Les choses se tendent aussi au niveau de société calaisienne. La maire de Calais multiplie les sorties xénophobes, interdiction d’un festival multiculturel, appel à la délation contre les squats. Une page facebook explicitement « anti-migrants » apparaît, Sauvons Calais, qui tente de cristalliser autour d’un noyau d’extrême-droite radicale l’hostilité d’une partie de la population calaisienne. Leur première manifestation, qui réunit une quarantaine de personne, est accueillie sur le parvis de l’hôtel de ville par deux adjoints à la maire.

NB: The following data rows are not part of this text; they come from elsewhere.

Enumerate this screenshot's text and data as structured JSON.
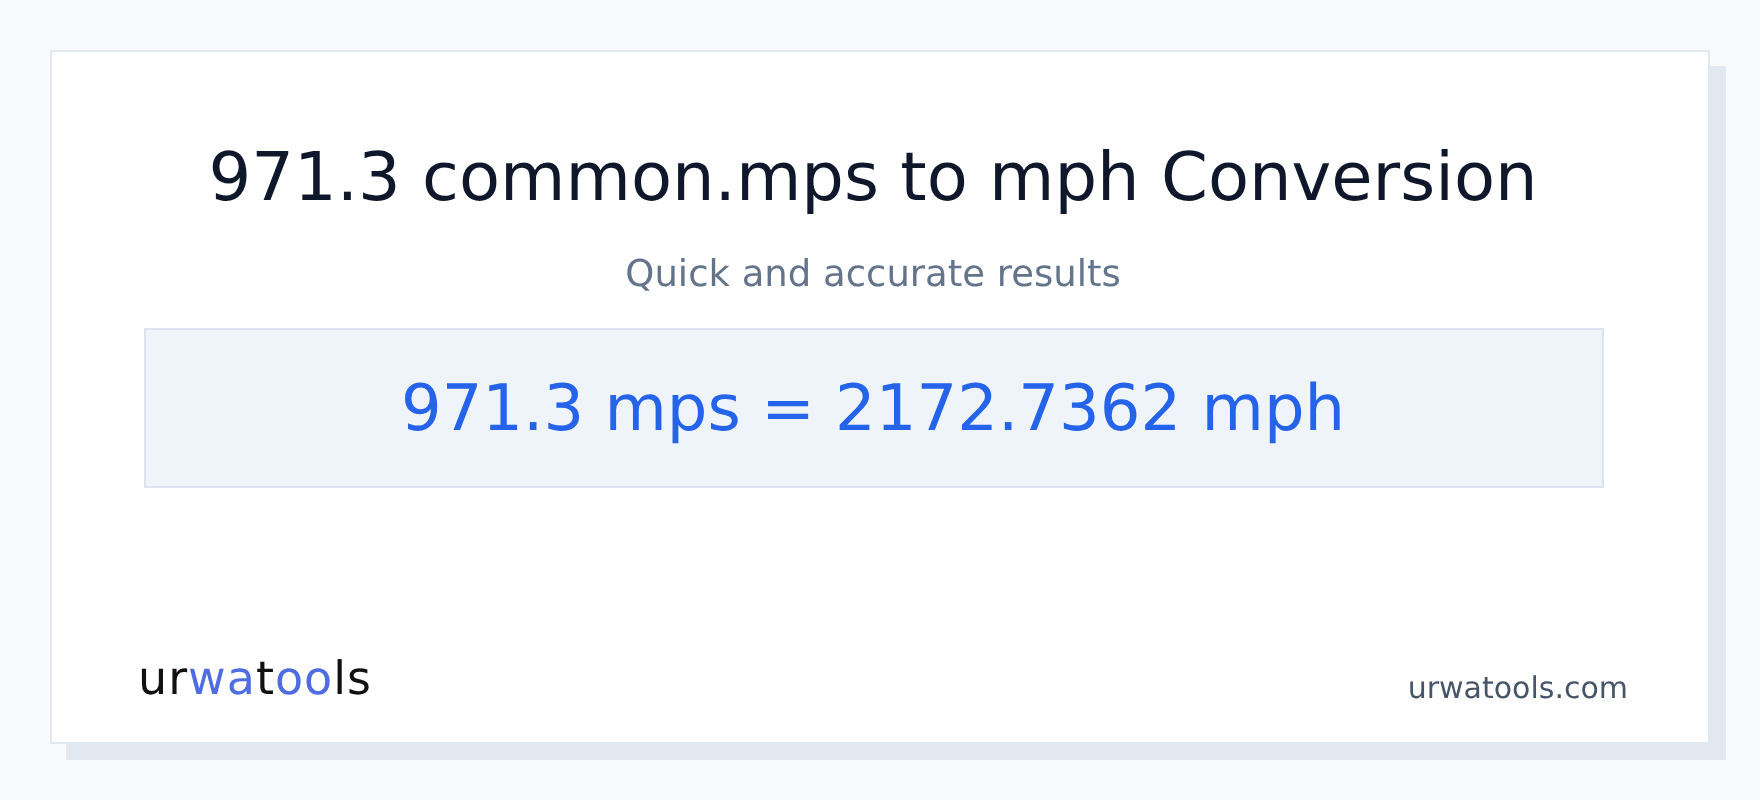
{
  "title": "971.3 common.mps to mph Conversion",
  "subtitle": "Quick and accurate results",
  "result": "971.3 mps = 2172.7362 mph",
  "footer": {
    "logo": [
      {
        "text": "ur",
        "accent": false
      },
      {
        "text": "wa",
        "accent": true
      },
      {
        "text": "t",
        "accent": false
      },
      {
        "text": "oo",
        "accent": true
      },
      {
        "text": "ls",
        "accent": false
      }
    ],
    "site": "urwatools.com"
  }
}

En réaction s’ouvre une deuxième page facebook, appelée à l’origine Sauvons Calais des petits esprits, qui deviendra Calais Ouverture et Humanité. Elle exprime le sentiment de Calaisien-ne-s qui ne reconnaissent plus leur ville dans les propos de la maire et de Sauvons Calais. Elle suscite la mobilisation de dizaines d’habitant-e-s sensibles à la cause des exilé-e-s mais qui n’avaient jusque-là pas franchi le pas de l’engagement. Cette « génération Calais Ouverture et Humanité » va profondément renouveler le tissu associatif et ses pratiques.
Depuis le mois de juin 2013, le ministre de l’intérieur Manuel Valls annonce sa venue à Calais puis la décommande. Il finit par venir le 12 décembre, se met en scène à l’écoute de la population, et rencontre différentes audiences, commerçants, forces de police, associations de soutien aux exilé-e-s, auxquelles il tient le discours que chacune veut entendre. Néanmoins, si les expulsions de squats et de campements continuent et si des effectifs policiers supplémentaires sont mobilisés à Calais, des signes de détente apparaissent. C’est ainsi que le préfet annonce que la « Maison des femmes » ne sera pas évacuée sans relogement – ce qui se concrétisera par la pérennisation d’un lieu d’hébergement pour les femmes et les enfants financé par l’État, et que les réunions de concertation jusqu’alors très formelles initiées par la préfecture se déclinent en groupes de travail plus concrets qui donnent à penser que des avancées sur des sujets comme les conditions de vie ou l’accès aux soins sont possibles – ce qui ne se réalisera pas.